Eine Frau vom sozialen Dienst des Landratsamts besucht sie regelmäßig. "Sie hat es geschafft, dass ich nicht mehr vor den Nachbarn davonlaufen will", sagt Frau Schneider. Anfangs schämte sie sich in Grund und Boden, als sie morgens die strafenden Blicke trafen. "Inzwischen denke ich, die sollen erst mal vor ihrer eigenen Tür kehren."
Keine innere Ruhe möglich
Ihr Tag beginnt mit dem Weg zu Schlecker. Zigaretten holen. Danach noch ein Abstecher zu Kik. Schauen, ob es was Nettes, Günstiges gibt. Meistens gibt's was. An diesem Vormittag hat sie einen hübschen Türvorhang gefunden. "Auf dem Heimweg war die Freude schon weg, und ich sagte mir: das ist völliger Quatsch, was du machst."
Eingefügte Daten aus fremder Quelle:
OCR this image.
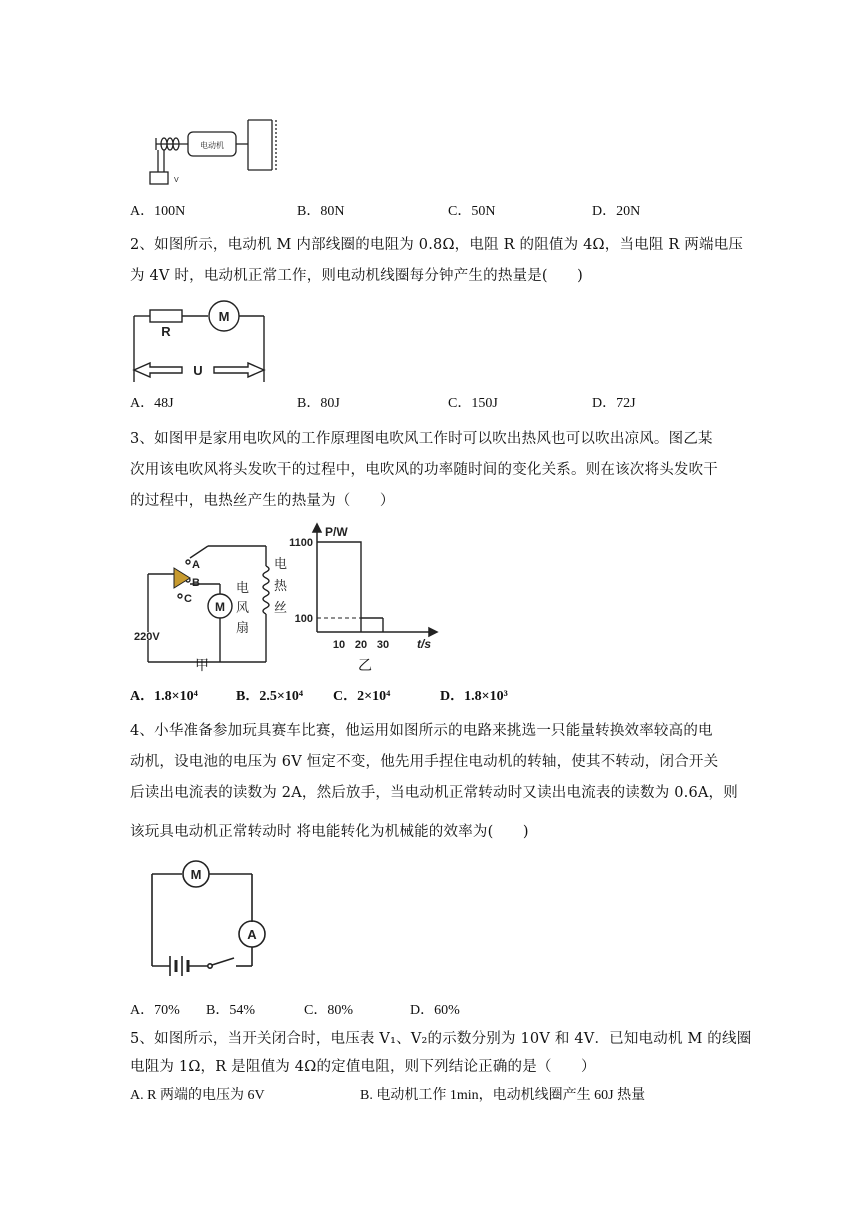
电动机
V
A．100N	B．80N	C．50N	D．20N
2、如图所示，电动机 M 内部线圈的电阻为 0.8Ω，电阻 R 的阻值为 4Ω，当电阻 R 两端电压
为 4V 时，电动机正常工作，则电动机线圈每分钟产生的热量是(　　)
R
M
U
A．48J	B．80J	C．150J	D．72J
3、如图甲是家用电吹风的工作原理图电吹风工作时可以吹出热风也可以吹出凉风。图乙某
次用该电吹风将头发吹干的过程中，电吹风的功率随时间的变化关系。则在该次将头发吹干
的过程中，电热丝产生的热量为（　　）
A
B
C
220V
M
电
风
扇
电
热
丝
甲
10 20 30
100
1100
P/W
t/s
乙
A．1.8×10⁴	B．2.5×10⁴ C．2×10⁴	D．1.8×10³
4、小华准备参加玩具赛车比赛，他运用如图所示的电路来挑选一只能量转换效率较高的电
动机，设电池的电压为 6V 恒定不变，他先用手捏住电动机的转轴，使其不转动，闭合开关
后读出电流表的读数为 2A，然后放手，当电动机正常转动时又读出电流表的读数为 0.6A，则
该玩具电动机正常转动时 将电能转化为机械能的效率为(　　)
M
A
A．70% B．54%	C．80%	D．60%
5、如图所示，当开关闭合时，电压表 V₁、V₂的示数分别为 10V 和 4V．已知电动机 M 的线圈
电阻为 1Ω，R 是阻值为 4Ω的定值电阻，则下列结论正确的是（　　）
A. R 两端的电压为 6V	B. 电动机工作 1min，电动机线圈产生 60J 热量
Zu Hause sitzt sie dann und starrt an die Decke. "Oder ich wurschtle sinnlos vor mich hin." Manchmal versucht sie zu lesen. Am liebsten etwas über Tiere oder Krankheiten. Doch nach ein paar Absätzen wuseln ihr schon wieder andere Dinge im Kopf herum. Sie hat ein Buch über Messies, "ich zeig's Ihnen, das muss hier irgendwo rumliegen". Sie kramt es zwischen Briefen von der Bank und vom Notar hervor, blättert wahllos, liest laut: "Müll als Schutzwall".
Innere Ruhe finde sie eigentlich nie, sagt Frau Schneider. Am ehesten noch bei einer CD von Roy Black, Christian Anders oder Ricky King. Wenn die Musik läuft, kann sie sich manchmal ein bisschen wegträumen. Aber das ist ja auch keine Lösung.